Düşünce tarihinde inanç ve kanıt arasında genişçe vurgulanan bu yakın ilişki, W. K. Clifford’ın (1845-1879) ünlü “İnanç Ahlakı” makalesinde kullanmış olduğu “Bir şeye yetersiz kanıta dayanarak inanmak, herkes için, her zaman ve her yerde yanlıştır”[2] sözüyle en açık ifadesini bulmuştur. Söz konusu yazısında Clifford, “yeterli kanıt” kavramını ön plana çıkararak kişinin bir önermeye inanma hakkını yeterli kanıta sahip olmasına eşitlemektedir. Ona göre; kişi, sahip olduğu her inanç için, söz konusu inancın doğruluğunu gösteren yeterli bir kanıta sahip olmak zorundadır. Aksi taktirde ahlaken kusurludur. Şüphesiz Clifford’ın bu tezi literatürde önemli boyutlarıyla genişçe işlenmiş ve kusurlu birçok yönünün olduğu iddia edilmiştir. Her şeyden önce, insanın yaşamı boyunca sayısız inanca sahip olduğunu düşündüğümüzde, sahip olduğumuz her inancı yeterli kanıtla temellendirmenin pratik olarak nasıl mümkün olacağı ciddi bir problemdir. İfade ettiğimiz üzere Clifford’ın düşüncesine birçok eleştiri yöneltilmiştir. Bu yazının amacı da “yeterli kanıt” kavramının ortaya çıkardığı bazı problemlere, özellikle bu kavram için bir ölçüt belirlemenin zorluğuna ve onun bu açıdan belirsiz oluşuna işaret etmektir. Acaba bir önermeye inanmak için öne sürülen bir kanıtı yeterli yapan şey tam olarak nedir veya kısaca yeterli kanıtın ölçütü nedir? Bir inanca sahip olmamız için hangi ölçüde veya ne kadar kanıta sahip olmalıyız? Kanıtı yeterli yapan şey sadece kanıtla mı ilgilidir, yoksa başka ögeler de bu konuda bir role sahip midir?

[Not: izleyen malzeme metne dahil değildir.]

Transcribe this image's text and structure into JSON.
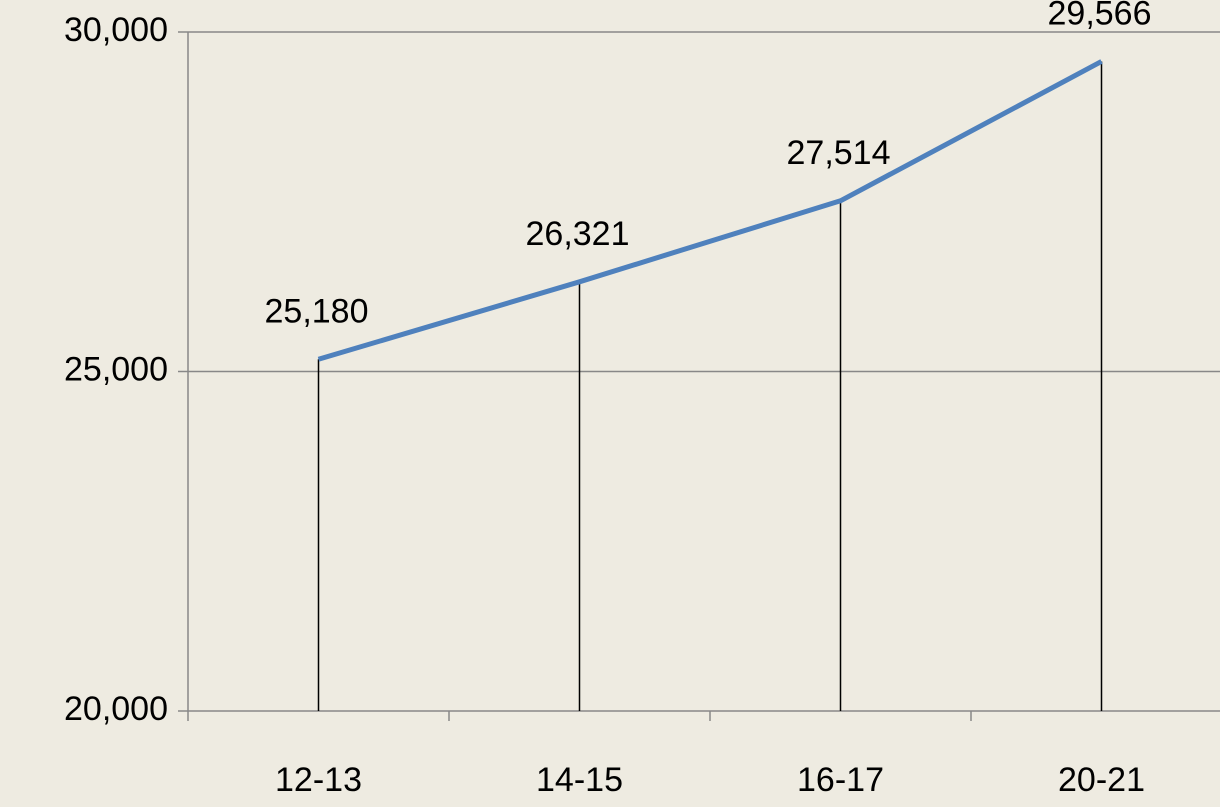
{
  "chart_data": {
    "type": "line",
    "categories": [
      "12-13",
      "14-15",
      "16-17",
      "20-21"
    ],
    "series": [
      {
        "color": "#4f81bd",
        "values": [
          25180,
          26321,
          27514,
          29566
        ],
        "value_labels": [
          "25,180",
          "26,321",
          "27,514",
          "29,566"
        ]
      }
    ],
    "ylim": [
      20000,
      30000
    ],
    "yticks": [
      {
        "value": 20000,
        "label": "20,000"
      },
      {
        "value": 25000,
        "label": "25,000"
      },
      {
        "value": 30000,
        "label": "30,000"
      }
    ],
    "grid": true,
    "drop_lines": true
  }
}
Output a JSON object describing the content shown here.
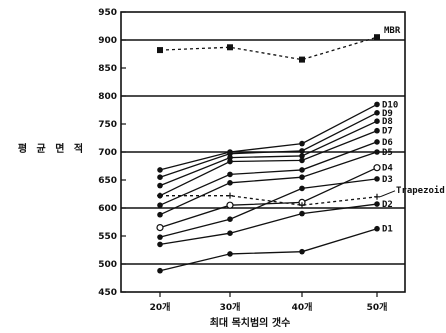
{
  "chart_data": {
    "type": "line",
    "title": "",
    "xlabel": "최대 목치범의 갯수",
    "ylabel": "평 균 면 적",
    "categories": [
      "20개",
      "30개",
      "40개",
      "50개"
    ],
    "ylim": [
      450,
      950
    ],
    "yticks": [
      450,
      500,
      550,
      600,
      650,
      700,
      750,
      800,
      850,
      900,
      950
    ],
    "grid": "horizontal-major",
    "series": [
      {
        "name": "MBR",
        "marker": "square",
        "line": "dashed",
        "values": [
          882,
          887,
          865,
          905
        ]
      },
      {
        "name": "D10",
        "marker": "dot",
        "line": "solid",
        "values": [
          668,
          700,
          715,
          785
        ]
      },
      {
        "name": "D9",
        "marker": "dot",
        "line": "solid",
        "values": [
          655,
          697,
          702,
          770
        ]
      },
      {
        "name": "D8",
        "marker": "dot",
        "line": "solid",
        "values": [
          640,
          690,
          693,
          755
        ]
      },
      {
        "name": "D7",
        "marker": "dot",
        "line": "solid",
        "values": [
          622,
          683,
          685,
          738
        ]
      },
      {
        "name": "D6",
        "marker": "dot",
        "line": "solid",
        "values": [
          605,
          660,
          668,
          718
        ]
      },
      {
        "name": "D5",
        "marker": "dot",
        "line": "solid",
        "values": [
          588,
          645,
          655,
          700
        ]
      },
      {
        "name": "D4",
        "marker": "circle",
        "line": "solid",
        "values": [
          565,
          605,
          610,
          672
        ]
      },
      {
        "name": "Trapezoid",
        "marker": "cross",
        "line": "dashed",
        "values": [
          622,
          622,
          605,
          620
        ]
      },
      {
        "name": "D3",
        "marker": "dot",
        "line": "solid",
        "values": [
          548,
          580,
          635,
          652
        ]
      },
      {
        "name": "D2",
        "marker": "dot",
        "line": "solid",
        "values": [
          535,
          555,
          590,
          607
        ]
      },
      {
        "name": "D1",
        "marker": "dot",
        "line": "solid",
        "values": [
          488,
          518,
          522,
          563
        ]
      }
    ]
  }
}
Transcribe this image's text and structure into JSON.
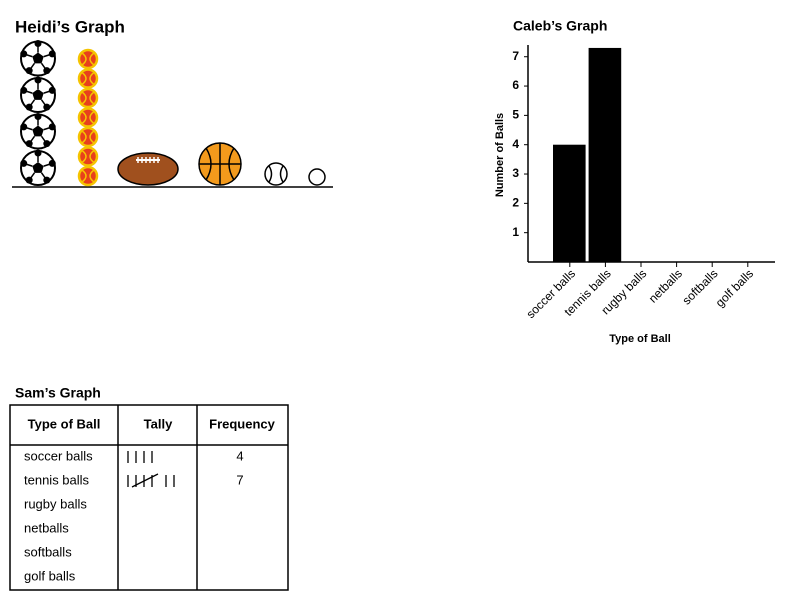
{
  "chart_data": [
    {
      "type": "pictograph",
      "title": "Heidi’s Graph",
      "values": [
        4,
        7,
        1,
        1,
        1,
        1
      ]
    },
    {
      "type": "bar",
      "title": "Caleb’s Graph",
      "x_label": "Type of Ball",
      "y_label": "Number of Balls",
      "categories": [
        "soccer balls",
        "tennis balls",
        "rugby balls",
        "netballs",
        "softballs",
        "golf balls"
      ],
      "values": [
        4,
        7.3,
        null,
        null,
        null,
        null
      ],
      "color": "#000000",
      "ylim": [
        0,
        7.4
      ],
      "yticks": [
        1,
        2,
        3,
        4,
        5,
        6,
        7
      ]
    }
  ],
  "table": {
    "title": "Sam’s Graph",
    "header": [
      "Type of Ball",
      "Tally",
      "Frequency"
    ],
    "rows": [
      [
        "soccer balls",
        4
      ],
      [
        "tennis balls",
        7
      ],
      [
        "rugby balls",
        null
      ],
      [
        "netballs",
        null
      ],
      [
        "softballs",
        null
      ],
      [
        "golf balls",
        null
      ]
    ]
  }
}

Yeterli kanıt kavramına her ne kadar Clifford’ın kendisi tarafından bir ölçüt belirlenmemişse de, literatürde genellikle “bir önermenin inanılabilmek için geçmesi gereken eşik” şeklinde bir ölçüt verilmektedir. Buna göre kanıt, bir önermeye inanmaya bizi ikna etmişse söz konusu kanıt yeterli olarak ifade edilebilir. Dolayısıyla, buradaki “eşik” ifadesi inanmanın gerçekleşmesi şeklinde anlaşılabilir. Ancak dikkat edilirse bu ölçütün “yeterli kanıt” ifadesinin kendisinden daha açık olmadığı rahatlıkla görülebilir. Çünkü bu ölçüte rağmen yukarıda sorduğumuz sorular yerinde durmaktadır. Yani, hangi türde veya miktarda, ne tür niteliklere sahip kanıtlar bizi bu eşiğe getirebilir? Bu eşiğe yükselmemizde sadece kanıt mı etkilidir? Yoksa işin içinde farklı öğeler söz sahibi midir?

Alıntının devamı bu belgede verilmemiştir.